Skip to main content

Emit and verify portable cryptographic evidence bundles, offline: Ed25519 + RFC 6962 Merkle + optional SD-JWT.

Project description

b7n0de, Verified AI Work

proofbundle

Turn an AI eval result into one portable, offline-verifiable receipt. It proves who signed these exact bytes and that nothing changed since — not that the number is true. Ed25519 + RFC 6962 Merkle, one file, no server, no network.

CI License: MIT Ruff Mutation tested

The problem

Every AI eval number you read — a safety benchmark, a capability score, a leaderboard entry — is an unverifiable claim. You trust the lab. There's no portable way to check, offline, that a result was signed by a stated party, hasn't been altered, and covers the samples it claims.

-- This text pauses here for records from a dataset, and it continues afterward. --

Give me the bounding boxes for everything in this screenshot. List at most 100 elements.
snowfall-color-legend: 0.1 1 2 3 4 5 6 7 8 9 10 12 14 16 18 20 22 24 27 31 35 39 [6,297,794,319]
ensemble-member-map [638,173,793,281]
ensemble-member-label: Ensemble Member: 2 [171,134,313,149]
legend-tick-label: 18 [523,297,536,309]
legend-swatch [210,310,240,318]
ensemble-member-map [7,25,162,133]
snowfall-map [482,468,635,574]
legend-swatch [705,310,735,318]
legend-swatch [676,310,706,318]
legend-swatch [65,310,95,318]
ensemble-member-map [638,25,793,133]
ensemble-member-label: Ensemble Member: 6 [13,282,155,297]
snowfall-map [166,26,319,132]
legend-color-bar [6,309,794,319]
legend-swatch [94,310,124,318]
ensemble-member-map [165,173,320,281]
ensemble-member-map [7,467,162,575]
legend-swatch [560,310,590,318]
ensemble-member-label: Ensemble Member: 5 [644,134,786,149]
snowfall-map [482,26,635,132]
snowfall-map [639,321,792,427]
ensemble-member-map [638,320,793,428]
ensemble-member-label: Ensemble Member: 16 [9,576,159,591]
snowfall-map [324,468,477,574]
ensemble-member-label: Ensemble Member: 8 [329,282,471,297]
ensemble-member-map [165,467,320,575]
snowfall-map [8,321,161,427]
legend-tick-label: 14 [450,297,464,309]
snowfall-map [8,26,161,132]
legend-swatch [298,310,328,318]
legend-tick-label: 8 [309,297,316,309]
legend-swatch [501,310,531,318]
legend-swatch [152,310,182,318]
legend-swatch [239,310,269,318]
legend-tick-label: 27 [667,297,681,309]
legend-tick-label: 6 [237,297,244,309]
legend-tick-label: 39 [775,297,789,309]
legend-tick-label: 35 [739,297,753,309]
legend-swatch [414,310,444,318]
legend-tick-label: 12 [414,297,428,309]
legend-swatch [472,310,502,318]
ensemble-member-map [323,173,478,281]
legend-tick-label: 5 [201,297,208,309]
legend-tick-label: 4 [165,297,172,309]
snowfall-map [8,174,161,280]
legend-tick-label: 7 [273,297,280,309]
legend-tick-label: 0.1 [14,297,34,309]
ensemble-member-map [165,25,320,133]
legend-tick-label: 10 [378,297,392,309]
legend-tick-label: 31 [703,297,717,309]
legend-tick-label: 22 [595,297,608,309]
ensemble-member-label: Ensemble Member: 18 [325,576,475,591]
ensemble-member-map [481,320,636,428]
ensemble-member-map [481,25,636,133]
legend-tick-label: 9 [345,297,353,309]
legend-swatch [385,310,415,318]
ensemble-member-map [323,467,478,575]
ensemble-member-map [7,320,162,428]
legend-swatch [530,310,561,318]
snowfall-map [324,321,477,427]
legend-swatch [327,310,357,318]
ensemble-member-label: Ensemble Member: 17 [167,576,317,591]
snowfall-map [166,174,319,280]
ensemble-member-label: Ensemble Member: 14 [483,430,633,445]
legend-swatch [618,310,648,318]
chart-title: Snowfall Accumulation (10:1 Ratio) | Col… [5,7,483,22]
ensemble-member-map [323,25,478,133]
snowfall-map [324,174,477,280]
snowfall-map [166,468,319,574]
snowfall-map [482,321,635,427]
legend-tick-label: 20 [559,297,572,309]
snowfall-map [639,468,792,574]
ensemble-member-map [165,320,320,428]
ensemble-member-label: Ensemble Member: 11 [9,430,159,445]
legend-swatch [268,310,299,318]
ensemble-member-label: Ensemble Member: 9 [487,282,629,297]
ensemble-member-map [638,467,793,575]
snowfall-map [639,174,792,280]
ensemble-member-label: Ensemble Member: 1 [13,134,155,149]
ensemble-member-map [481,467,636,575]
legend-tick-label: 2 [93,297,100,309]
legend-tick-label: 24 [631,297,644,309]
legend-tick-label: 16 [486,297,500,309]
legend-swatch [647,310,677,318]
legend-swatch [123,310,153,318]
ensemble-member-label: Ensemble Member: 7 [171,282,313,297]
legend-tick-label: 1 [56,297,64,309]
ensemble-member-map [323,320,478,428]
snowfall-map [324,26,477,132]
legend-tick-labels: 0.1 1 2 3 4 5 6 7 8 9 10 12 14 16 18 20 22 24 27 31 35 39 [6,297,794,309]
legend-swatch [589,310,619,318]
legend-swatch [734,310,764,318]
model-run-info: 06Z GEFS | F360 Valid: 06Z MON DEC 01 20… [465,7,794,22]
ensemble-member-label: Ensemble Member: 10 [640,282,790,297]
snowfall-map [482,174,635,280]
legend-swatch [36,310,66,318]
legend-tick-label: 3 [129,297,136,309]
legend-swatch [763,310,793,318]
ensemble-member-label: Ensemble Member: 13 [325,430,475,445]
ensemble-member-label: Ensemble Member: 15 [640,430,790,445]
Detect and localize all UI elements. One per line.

proofbundle is that check. It's a small MIT-licensed Python tool (a compact, auditable trusted core, depends only on cryptography) that turns a result into a signed receipt anyone can verify from a single file — and it's honest about the line it does not cross.

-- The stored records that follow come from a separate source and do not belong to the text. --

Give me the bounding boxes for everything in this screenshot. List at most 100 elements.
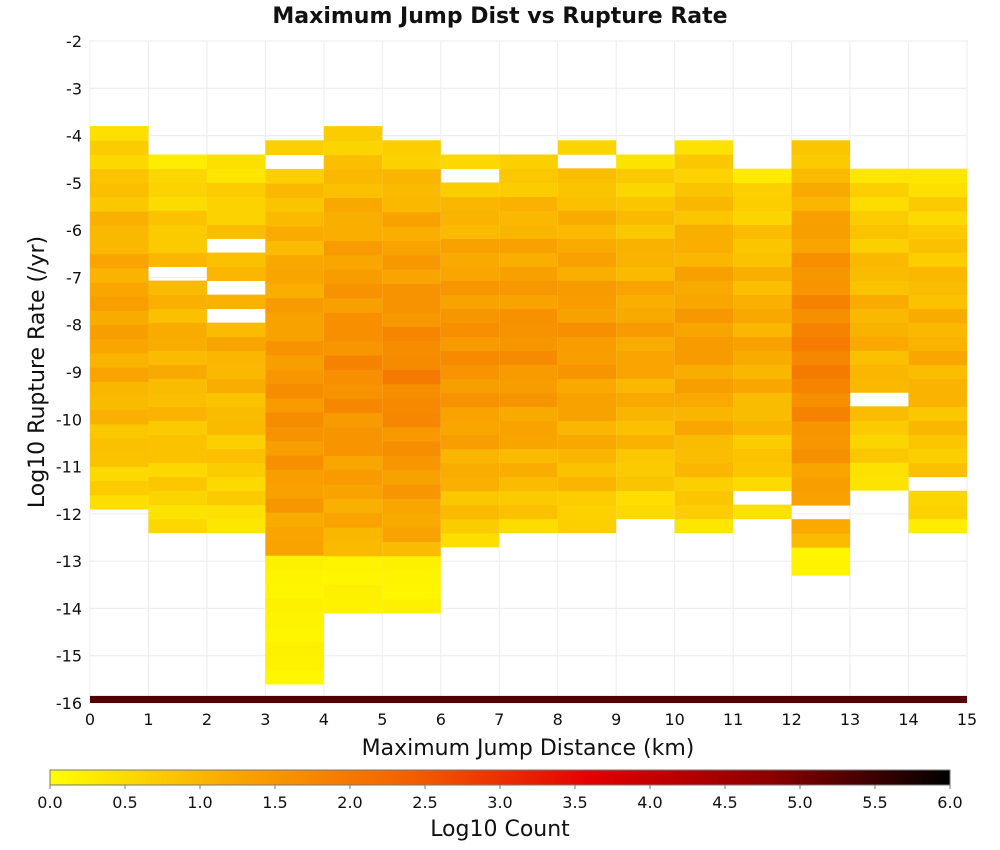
- heatmap-cell: [733, 350, 792, 366]
- heatmap-cell: [557, 182, 617, 197]
- heatmap-cell: [616, 336, 675, 351]
- heatmap-cell: [323, 584, 383, 600]
- heatmap-cell: [908, 518, 967, 534]
- colorbar-tick-label: 1.5: [262, 793, 287, 812]
- heatmap-cell: [850, 182, 909, 198]
- heatmap-cell: [382, 355, 441, 370]
- heatmap-cell: [908, 490, 967, 506]
- x-tick-label: 4: [319, 710, 329, 729]
- heatmap-cell: [323, 212, 383, 227]
- x-axis-ticks: 0 1 2 3 4 5 6 7 8 9 10 11 12 13 14 15: [85, 710, 977, 729]
- heatmap-cell: [440, 420, 500, 436]
- heatmap-cell: [557, 336, 617, 351]
- heatmap-cell: [323, 469, 383, 485]
- heatmap-cell: [382, 197, 441, 213]
- heatmap-cell: [265, 369, 324, 384]
- heatmap-cells: [90, 126, 967, 685]
- heatmap-cell: [382, 398, 441, 413]
- heatmap-cell: [382, 168, 441, 184]
- heatmap-cell: [265, 526, 324, 542]
- heatmap-cell: [148, 406, 207, 422]
- colorbar-tick-label: 5.5: [862, 793, 887, 812]
- heatmap-cell: [908, 336, 967, 352]
- heatmap-cell: [148, 280, 207, 295]
- heatmap-cell: [323, 183, 383, 199]
- heatmap-cell: [557, 280, 617, 295]
- y-tick-label: -15: [56, 647, 82, 666]
- heatmap-cell: [323, 570, 383, 585]
- heatmap-cell: [440, 532, 500, 548]
- heatmap-cell: [323, 283, 383, 299]
- x-tick-label: 10: [664, 710, 684, 729]
- heatmap-cell: [908, 224, 967, 240]
- y-tick-label: -6: [66, 221, 82, 240]
- heatmap-cell: [499, 196, 558, 211]
- heatmap-cell: [674, 322, 734, 337]
- heatmap-cell: [850, 280, 909, 295]
- y-tick-label: -2: [66, 32, 82, 51]
- heatmap-cell: [382, 283, 441, 299]
- heatmap-cell: [616, 364, 675, 379]
- y-axis-title: Log10 Rupture Rate (/yr): [25, 236, 50, 508]
- colorbar-tick-label: 3.0: [487, 793, 512, 812]
- heatmap-cell: [265, 140, 324, 156]
- heatmap-cell: [499, 406, 558, 422]
- heatmap-cell: [206, 336, 266, 352]
- heatmap-cell: [733, 280, 792, 296]
- heatmap-cell: [733, 238, 792, 254]
- heatmap-cell: [616, 448, 675, 463]
- heatmap-cell: [440, 476, 500, 492]
- heatmap-cell: [323, 126, 383, 141]
- heatmap-cell: [499, 350, 558, 366]
- heatmap-cell: [440, 336, 500, 352]
- x-tick-label: 15: [957, 710, 977, 729]
- heatmap-cell: [908, 168, 967, 184]
- colorbar-tick-label: 0.0: [37, 793, 62, 812]
- heatmap-cell: [674, 364, 734, 379]
- heatmap-cell: [440, 322, 500, 338]
- heatmap-cell: [90, 338, 149, 354]
- heatmap-cell: [557, 168, 617, 183]
- heatmap-cell: [499, 266, 558, 281]
- heatmap-cell: [382, 584, 441, 600]
- heatmap-cell: [440, 490, 500, 506]
- heatmap-cell: [382, 154, 441, 170]
- heatmap-cell: [733, 392, 792, 408]
- heatmap-cell: [90, 424, 149, 439]
- heatmap-cell: [265, 483, 324, 499]
- heatmap-cell: [90, 367, 149, 382]
- bottom-band: [90, 695, 967, 703]
- heatmap-cell: [908, 406, 967, 422]
- heatmap-cell: [850, 420, 909, 435]
- heatmap-cell: [323, 398, 383, 414]
- heatmap-cell: [850, 252, 909, 267]
- heatmap-cell: [265, 326, 324, 342]
- heatmap-cell: [148, 490, 207, 506]
- heatmap-cell: [908, 462, 967, 478]
- heatmap-cell: [265, 168, 324, 184]
- heatmap-cell: [791, 252, 851, 267]
- heatmap-cell: [674, 196, 734, 211]
- heatmap-cell: [265, 412, 324, 427]
- heatmap-cell: [499, 336, 558, 352]
- heatmap-cell: [206, 154, 266, 169]
- heatmap-cell: [382, 469, 441, 485]
- heatmap-cell: [382, 369, 441, 385]
- heatmap-cell: [440, 182, 500, 197]
- heatmap-cell: [148, 182, 207, 197]
- heatmap-cell: [323, 498, 383, 514]
- heatmap-cell: [791, 182, 851, 197]
- heatmap-cell: [265, 426, 324, 442]
- heatmap-cell: [90, 267, 149, 283]
- heatmap-cell: [148, 392, 207, 408]
- heatmap-cell: [908, 434, 967, 450]
- heatmap-cell: [148, 224, 207, 239]
- chart-title: Maximum Jump Dist vs Rupture Rate: [272, 4, 727, 29]
- heatmap-cell: [148, 476, 207, 492]
- heatmap-cell: [499, 238, 558, 253]
- heatmap-cell: [791, 561, 851, 576]
- heatmap-cell: [616, 168, 675, 183]
- x-tick-label: 7: [494, 710, 504, 729]
- heatmap-cell: [206, 182, 266, 197]
- heatmap-cell: [323, 484, 383, 499]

60-second try (offline, no setup)

pip install "proofbundle[eval]"
proofbundle demo

You'll see an honest receipt verify => OK, then six independent tampers each verify FAILED, then a swapped sample get caught — all in memory. The command exits non-zero if any tamper slips through, so it's also a self-test. Full walkthrough: docs/DEMO.md.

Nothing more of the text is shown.